Tout juste avant dix heures, la mine défaite et l’esprit encore un peu embrumé par notre sortie de la veille, je retrouve Maria dans son bureau. Pimpante, comme toujours. Comme si l’alcool et le manque de sommeil n’avaient aucune prise sur elle.
- Pas trop fatiguée ? lui demandé-je en baillant à m’en décrocher la mâchoire.
- Jamais, répond-elle du tac-au-tac. Je suis avocate, je te rappelle. Le crime ne dort jamais, et moi non plus.
- C’est donc ça, ton secret ! Je savais que j’aurais dû passer le barreau, ça m’aurait évité la gueule de bois horrible que je me coltine ce matin.
- Il n’est jamais trop tard. L’alternative, c’est de se limiter à cinq gins tonic par soir.
- Plutôt crever. D’ailleurs quand est-ce qu’on remet ça ?
- Dès ce soir, je te rassure. J’ai un ami qui fait son pot de départ et tu vas m’accompagner.
- Parfait ! Qui est-ce ?
- Alvaro, du service climat. Je ne suis pas si tu l’as déjà rencontré. Son bureau est dans le couloir d’en face.
Je reste impassible. Evidemment, que je sais qui est Alvaro, le bel uruguayen à la barbe taillée en pointe dont j’espionne régulièrement le profil LinkedIn pour me mettre un peu de baume au cœur les jours difficiles. Mais comme ni elle ni lui ne connaissent encore mes talents de détective privé sur internet, mieux vaut rester silencieux et feindre l’ignorance. Je me contente donc de répondre à Maria par un vague sourire, l’air parfaitement stupide, avant de retrouver vaquer à mes occupations.
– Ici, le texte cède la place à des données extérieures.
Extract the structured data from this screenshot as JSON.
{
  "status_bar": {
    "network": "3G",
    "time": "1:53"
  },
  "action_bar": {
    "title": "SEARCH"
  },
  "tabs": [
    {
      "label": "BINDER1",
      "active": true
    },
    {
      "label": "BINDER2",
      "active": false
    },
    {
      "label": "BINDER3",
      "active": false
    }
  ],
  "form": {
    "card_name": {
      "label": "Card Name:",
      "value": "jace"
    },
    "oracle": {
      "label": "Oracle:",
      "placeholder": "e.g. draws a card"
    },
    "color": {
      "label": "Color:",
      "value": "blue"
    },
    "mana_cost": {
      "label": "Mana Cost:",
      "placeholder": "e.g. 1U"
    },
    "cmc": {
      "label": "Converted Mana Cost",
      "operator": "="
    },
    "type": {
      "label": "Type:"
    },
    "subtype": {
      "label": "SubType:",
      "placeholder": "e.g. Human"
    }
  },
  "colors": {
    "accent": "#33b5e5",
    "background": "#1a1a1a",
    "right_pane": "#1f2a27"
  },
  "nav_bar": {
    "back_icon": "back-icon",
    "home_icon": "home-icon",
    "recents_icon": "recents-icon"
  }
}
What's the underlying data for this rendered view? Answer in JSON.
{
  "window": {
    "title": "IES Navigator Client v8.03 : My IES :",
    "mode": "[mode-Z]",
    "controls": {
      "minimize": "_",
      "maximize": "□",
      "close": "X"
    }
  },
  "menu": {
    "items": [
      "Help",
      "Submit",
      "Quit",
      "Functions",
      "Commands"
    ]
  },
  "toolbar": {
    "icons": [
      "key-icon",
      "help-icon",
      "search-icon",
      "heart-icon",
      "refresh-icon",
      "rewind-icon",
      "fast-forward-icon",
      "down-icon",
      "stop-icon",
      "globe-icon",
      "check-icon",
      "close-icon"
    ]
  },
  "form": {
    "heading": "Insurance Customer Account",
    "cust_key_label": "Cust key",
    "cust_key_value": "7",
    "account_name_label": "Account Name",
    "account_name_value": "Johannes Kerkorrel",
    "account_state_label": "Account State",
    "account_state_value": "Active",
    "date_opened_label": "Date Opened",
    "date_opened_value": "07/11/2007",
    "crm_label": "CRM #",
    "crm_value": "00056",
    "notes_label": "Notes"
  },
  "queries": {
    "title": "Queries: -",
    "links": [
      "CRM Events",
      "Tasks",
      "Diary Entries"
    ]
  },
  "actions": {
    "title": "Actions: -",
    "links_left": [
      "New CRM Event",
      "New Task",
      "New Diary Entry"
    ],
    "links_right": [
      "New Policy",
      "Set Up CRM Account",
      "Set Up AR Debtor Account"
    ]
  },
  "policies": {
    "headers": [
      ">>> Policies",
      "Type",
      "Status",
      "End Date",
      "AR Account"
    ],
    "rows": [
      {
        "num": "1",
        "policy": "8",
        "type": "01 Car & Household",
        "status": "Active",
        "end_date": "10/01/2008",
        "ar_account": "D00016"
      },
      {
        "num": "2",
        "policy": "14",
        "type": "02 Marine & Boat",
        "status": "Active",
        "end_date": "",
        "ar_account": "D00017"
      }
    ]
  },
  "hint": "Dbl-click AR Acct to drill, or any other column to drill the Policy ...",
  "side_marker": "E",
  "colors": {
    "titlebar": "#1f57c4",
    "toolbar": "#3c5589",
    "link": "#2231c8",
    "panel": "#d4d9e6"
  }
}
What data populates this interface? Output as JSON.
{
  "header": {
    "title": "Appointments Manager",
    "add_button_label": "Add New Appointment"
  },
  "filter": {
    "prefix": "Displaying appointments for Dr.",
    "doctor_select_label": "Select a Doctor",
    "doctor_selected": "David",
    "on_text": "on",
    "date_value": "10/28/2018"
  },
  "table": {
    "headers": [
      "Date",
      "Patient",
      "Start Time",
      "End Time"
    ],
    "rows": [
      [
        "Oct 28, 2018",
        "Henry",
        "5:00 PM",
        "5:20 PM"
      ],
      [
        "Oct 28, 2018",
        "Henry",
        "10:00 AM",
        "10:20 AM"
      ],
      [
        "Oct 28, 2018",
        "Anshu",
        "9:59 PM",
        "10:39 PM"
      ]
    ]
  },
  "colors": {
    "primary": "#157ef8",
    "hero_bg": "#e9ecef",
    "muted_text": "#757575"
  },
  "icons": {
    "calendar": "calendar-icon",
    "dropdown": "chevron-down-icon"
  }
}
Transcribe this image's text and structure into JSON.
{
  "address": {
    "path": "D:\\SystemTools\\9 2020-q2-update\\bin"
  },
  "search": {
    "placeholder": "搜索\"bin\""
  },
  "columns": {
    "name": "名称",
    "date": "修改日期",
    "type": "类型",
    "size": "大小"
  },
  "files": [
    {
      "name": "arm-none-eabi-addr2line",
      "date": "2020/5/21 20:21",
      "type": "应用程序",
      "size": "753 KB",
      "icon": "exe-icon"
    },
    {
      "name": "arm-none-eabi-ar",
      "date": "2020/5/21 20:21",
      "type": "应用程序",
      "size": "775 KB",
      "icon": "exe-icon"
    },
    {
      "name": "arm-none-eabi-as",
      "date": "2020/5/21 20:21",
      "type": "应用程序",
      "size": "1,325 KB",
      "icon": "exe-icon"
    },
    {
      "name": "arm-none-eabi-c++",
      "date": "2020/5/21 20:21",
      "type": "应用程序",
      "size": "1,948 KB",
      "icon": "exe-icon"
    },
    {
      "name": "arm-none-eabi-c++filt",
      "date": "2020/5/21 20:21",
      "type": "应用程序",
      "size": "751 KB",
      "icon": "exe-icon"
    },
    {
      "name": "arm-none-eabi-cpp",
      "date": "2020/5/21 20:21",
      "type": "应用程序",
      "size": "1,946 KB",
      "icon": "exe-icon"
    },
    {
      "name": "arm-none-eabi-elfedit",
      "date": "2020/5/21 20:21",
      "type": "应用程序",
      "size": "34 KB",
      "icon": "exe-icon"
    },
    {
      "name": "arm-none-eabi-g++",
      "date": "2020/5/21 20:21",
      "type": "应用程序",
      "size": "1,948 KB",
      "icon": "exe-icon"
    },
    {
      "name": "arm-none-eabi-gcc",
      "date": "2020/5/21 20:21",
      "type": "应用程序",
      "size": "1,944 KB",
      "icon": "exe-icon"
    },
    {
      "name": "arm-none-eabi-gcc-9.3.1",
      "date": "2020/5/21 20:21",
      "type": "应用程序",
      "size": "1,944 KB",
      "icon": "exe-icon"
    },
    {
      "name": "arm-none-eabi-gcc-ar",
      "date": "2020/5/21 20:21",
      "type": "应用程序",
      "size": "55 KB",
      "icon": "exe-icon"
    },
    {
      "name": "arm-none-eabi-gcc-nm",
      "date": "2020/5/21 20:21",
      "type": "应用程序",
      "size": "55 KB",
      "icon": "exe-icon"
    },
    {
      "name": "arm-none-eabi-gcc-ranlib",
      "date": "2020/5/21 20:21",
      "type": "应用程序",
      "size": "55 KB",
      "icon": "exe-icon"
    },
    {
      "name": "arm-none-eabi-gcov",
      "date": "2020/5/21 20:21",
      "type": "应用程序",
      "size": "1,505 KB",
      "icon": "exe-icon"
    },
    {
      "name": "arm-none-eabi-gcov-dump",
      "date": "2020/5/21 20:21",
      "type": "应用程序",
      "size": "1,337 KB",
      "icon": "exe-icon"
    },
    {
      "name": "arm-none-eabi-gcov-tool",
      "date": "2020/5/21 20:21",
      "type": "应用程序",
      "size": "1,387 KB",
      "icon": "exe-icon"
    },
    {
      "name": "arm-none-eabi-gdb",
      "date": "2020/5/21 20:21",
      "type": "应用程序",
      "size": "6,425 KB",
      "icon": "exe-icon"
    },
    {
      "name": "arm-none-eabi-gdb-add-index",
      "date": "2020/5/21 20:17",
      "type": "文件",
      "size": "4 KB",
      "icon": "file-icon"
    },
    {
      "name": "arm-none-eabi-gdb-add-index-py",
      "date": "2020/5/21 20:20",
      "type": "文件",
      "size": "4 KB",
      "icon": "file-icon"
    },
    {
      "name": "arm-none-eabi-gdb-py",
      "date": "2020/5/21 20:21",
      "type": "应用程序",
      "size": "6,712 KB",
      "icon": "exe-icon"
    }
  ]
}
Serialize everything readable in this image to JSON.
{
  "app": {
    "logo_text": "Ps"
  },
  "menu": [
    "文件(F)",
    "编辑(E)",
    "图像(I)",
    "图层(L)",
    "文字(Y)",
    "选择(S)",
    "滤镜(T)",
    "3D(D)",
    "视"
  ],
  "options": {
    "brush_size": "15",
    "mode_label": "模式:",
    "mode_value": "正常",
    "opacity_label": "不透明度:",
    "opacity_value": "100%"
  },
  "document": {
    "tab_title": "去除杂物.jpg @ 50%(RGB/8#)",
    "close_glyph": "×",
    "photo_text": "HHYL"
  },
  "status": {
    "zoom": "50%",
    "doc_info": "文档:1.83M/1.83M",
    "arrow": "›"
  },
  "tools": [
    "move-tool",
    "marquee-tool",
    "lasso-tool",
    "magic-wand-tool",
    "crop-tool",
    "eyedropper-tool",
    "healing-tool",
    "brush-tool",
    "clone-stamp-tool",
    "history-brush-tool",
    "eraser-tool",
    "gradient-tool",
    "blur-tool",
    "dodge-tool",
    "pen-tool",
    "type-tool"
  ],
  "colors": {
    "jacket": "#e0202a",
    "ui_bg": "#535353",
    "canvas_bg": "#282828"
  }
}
Une fois à mon bureau, j’allume mon ordinateur et vérifie mes mails. Maria m’a transféré l’invitation au pot de départ d’Alvaro.
« Rendez-vous ce soir à dix-neuf heures dans sur les pontons au bord du lac pour fêter mon retour en Uruguay. Venez seuls, accompagnés, les mains vides ou chargées de victuailles : l’important, c’est que vous veniez ! ».
Le texte colle parfaitement à l’image rêvée que je me suis fait d’Alvaro au fil de mes fantasmes numériques. Charmeur. Généreux. Il vous accueille à la porte de son ranch uruguayen, les bras ouverts et le sourire aux lèvres. Débouche une bouteille de vin rouge et sert la tablée tout entière, riant aux éclats. Quelques notes de tango retentissent, et il vous invite à danser, chemise ouverte sur un torse au poil noir et frisé, une rose rouge entre les dents. Et la fête peut commencer. Bref, je m’emballe. Il va peut-être falloir redescendre sur terre. Pour cela, je suis aidé par Hristov, qui débarque à l’improviste dans mon bureau. Le pas pressé et la tête baissée.
- Oh excuse-moi ! s’écrie-t-il soudain en levant les yeux vers moi. Je me suis trompé de bureau.
- Pas de problème, réponds-je d’une voix neutre.
- Tu as une petite mine, dis ! Courte nuit ?
- Longue soirée, plutôt. Mais je m’en remets bien.
- Courte nuit, longue soirée, c’est un peu la même chose. Tu joues avec les mots, Loïc ! En tout cas, j’espère que tu as encore un peu d’énergie. Il me semble qu’un collègue du couloir d’en face fête son départ, ce soir. Si tu veux, tu peux m’y accompagner.
- C’est d’Alvaro dont tu parles ? Maria m’a déjà invité à y aller avec elle...
Je peux lire la déception sur le visage de Hristov, qui efface d’un coup net le large sourire dont il me gratifie tous les matins depuis que j’ai commencé à travailler ici. Pour lui.
- Tant pis, dit-il, s’efforçant de reprendre ses moyens. Ou plutôt, tant mieux ! Ça veut dire que je t’y verrai ce soir !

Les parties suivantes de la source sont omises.